„Człowiek
z Sankt Petersburga”
Ken
Follet
Wielka
polityka ma ludzką twarz, czasem bardzo znajomą i wcale nie tak łatwo zapomnieć
o niej, a tym bardziej oddzielić ją od prywatnego życia. Co wyniknie gdy
dyplomacja splecie się z uczuciami i trzeba będzie wybierać pomiędzy
europejskim, a nawet światowym, status quo i rodziną? Odpowiedź na to pytanie
nie jest prosta, niekiedy okazuje się, że jest ich większa ilość i są one
bardziej zaskakujące niż ktokolwiek przypuszczał.
Od
tej misji zależy bardzo dużo, nawet wszystko z czym się utożsamia Feliks. Już nie
raz otrzymywał ważne zadania, wiadomym było, że wykona je bez względu na
wszystko. Tym razem również nie zamierza cofnąć się przed niczym by osiągnąć
swój cel, doskonale zdaje sobie sprawę, że będzie w ogromnym niebezpieczeństwo,
ale nie liczy się jednostka tylko dobro ogółu. Wystarczy usunąć jednego
człowieka by historia potoczyła się całkiem inaczej lub raczej w kierunku, który
Feliks uważa za odpowiedni. Książę Aleks Orłow również ma do wykonania swoje
obowiązki, jeśli można tak nazwać dyplomatyczne rokowania, od ich wyniku zależy
przyszłość Rosji. Drugą stroną w rozmowach ma być lord Walden, szanowany
arystokrata i jednocześnie wytrawny polityk, a Winston Churchill będzie
doradcą. Nikt z tej trójki nie podejrzewa, iż jeden z nich jest na celowniku
bezwzględnego zamachowca. Czy Feliks jest w stanie zagrozić potężnemu
arystokracie i to jeszcze na angielskiej ziemi? Ma on w zanadrzu atut, będący i
dla niego niespodzianką. Natomiast Waldena i jego bliskich czeka lawina niespodziewanych
wydarzeń, po jakich już nic nie będzie takie jak było. Zresztą także i Feliks
nie uniknie zmierzenia się ze swoją przeszłością. Co wyniknie gdy anarchista
spojrzy w oczy znienawidzonego wroga i do czego doprowadzi upór, emocje oraz
echa tego co już miało miejsce?
Czasem
historia zatacza koło i wbrew temu co się wydaje wraca do punktu od jakiego
wszystko się zaczęło i od niego zaczyna się tworzyć kolejny krąg. Człowiek z
Sankt Petersburga żyje ideą i dla idei, wierzy w jej słuszność, lecz świat to
kłębowisko ideologii, a przede wszystkim niezwykłych splotów okoliczności.

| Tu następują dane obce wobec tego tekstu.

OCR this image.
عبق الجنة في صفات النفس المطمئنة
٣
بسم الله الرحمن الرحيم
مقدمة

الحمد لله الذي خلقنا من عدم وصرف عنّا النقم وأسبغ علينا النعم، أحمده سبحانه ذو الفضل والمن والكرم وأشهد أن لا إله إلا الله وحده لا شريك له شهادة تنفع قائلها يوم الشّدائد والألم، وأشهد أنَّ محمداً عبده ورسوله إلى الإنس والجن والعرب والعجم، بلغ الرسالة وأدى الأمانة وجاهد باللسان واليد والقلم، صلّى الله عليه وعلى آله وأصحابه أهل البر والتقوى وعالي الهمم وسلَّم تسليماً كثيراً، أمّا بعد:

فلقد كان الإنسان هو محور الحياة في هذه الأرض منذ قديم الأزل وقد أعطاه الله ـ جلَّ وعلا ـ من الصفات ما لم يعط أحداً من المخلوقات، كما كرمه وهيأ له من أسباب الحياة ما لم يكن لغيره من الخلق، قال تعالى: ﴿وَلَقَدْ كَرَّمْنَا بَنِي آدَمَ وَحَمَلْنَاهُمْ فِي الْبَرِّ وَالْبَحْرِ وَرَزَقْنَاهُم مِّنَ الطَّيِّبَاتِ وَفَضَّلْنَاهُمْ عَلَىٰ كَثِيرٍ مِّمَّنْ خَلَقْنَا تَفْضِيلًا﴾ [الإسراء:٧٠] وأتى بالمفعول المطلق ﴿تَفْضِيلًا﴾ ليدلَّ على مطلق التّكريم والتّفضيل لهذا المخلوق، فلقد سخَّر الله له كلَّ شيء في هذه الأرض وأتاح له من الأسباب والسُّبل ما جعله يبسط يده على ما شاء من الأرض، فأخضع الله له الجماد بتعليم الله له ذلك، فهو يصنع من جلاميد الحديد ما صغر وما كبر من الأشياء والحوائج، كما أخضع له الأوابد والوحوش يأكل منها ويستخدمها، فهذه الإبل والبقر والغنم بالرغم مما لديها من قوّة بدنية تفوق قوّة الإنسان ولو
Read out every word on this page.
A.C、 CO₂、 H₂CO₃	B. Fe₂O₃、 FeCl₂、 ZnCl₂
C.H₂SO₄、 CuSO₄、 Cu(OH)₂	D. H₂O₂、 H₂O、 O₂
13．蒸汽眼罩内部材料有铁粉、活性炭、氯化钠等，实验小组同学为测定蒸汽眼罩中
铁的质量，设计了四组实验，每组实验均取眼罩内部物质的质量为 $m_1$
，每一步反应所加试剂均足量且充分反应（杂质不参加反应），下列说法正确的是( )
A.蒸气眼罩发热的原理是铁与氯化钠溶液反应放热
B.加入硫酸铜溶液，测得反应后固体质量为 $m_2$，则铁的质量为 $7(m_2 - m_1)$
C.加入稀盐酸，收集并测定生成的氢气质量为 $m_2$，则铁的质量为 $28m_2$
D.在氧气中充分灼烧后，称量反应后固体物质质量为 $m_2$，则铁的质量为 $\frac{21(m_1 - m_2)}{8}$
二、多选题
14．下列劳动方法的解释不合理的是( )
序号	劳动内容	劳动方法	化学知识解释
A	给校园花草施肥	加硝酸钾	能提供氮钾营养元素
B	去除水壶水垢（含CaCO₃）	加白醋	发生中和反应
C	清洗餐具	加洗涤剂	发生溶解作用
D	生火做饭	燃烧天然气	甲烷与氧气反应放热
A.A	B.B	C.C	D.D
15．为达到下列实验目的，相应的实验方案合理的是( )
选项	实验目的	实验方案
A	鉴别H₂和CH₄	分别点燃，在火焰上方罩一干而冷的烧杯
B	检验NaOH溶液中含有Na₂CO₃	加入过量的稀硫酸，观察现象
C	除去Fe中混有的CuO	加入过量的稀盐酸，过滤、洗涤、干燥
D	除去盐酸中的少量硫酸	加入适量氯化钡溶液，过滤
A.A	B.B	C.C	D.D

Wielka polityka rządzi się swoimi prawami i nawet najwięksi muszą się im
podporządkować, nieliczni wiedzą jak ją wykorzystać by osiągnąć to czego pragną
…
Wojna
nie wydaje się już czymś odległym, prawie już dotarła do europejskiego progu,
zresztą nie ona jedna puka do drzwi. To co wydawało się solidnymi podstawami
zaczyna się coraz bardziej chwiać, do głosu dochodzą ci, którzy do tej pory
byli pomijani. Rok tysiąc dziewięćset czternasty przyniesie z sobą nie jedną
zmianę, na tle coraz burzliwszych czasów Ken Follet przedstawia opowieść jaka
mogła mieć miejsce, może nawet wydarzyła
się. Fikcja połączona z faktami historycznymi, wzbogacona o mocny wątek
obyczajowo-społeczny sprawia, że „Człowieka z Sankt Petersburga” czyta się
prawie na przysłowiowym jednym tchu. Autor od lat wie jak zbudować intrygę by
czytelnik z wypiekami na twarzy zagłębiał się w lekturę i nie mógł odłożyć
książki aż do chwili gdy ostatnie zdanie zostanie przeczytane. Nie inaczej jest
i tym razem, wirtuozerskie połączenie motywu polityczno-historycznego z
postaciami rzeczywistymi oraz powstałymi w wyobraźni pisarza i wzbogacenie o
elementy z rodzinnych kręgów bohaterów, daje w efekcie końcowym emocjonującą
powieść. Fabuła zaskakuje wielokrotnie, a kiedy dodamy do tego nieoczywiste
zakończenie to pozostaje tylko poznać „Człowieka z Sankt Petersburga”.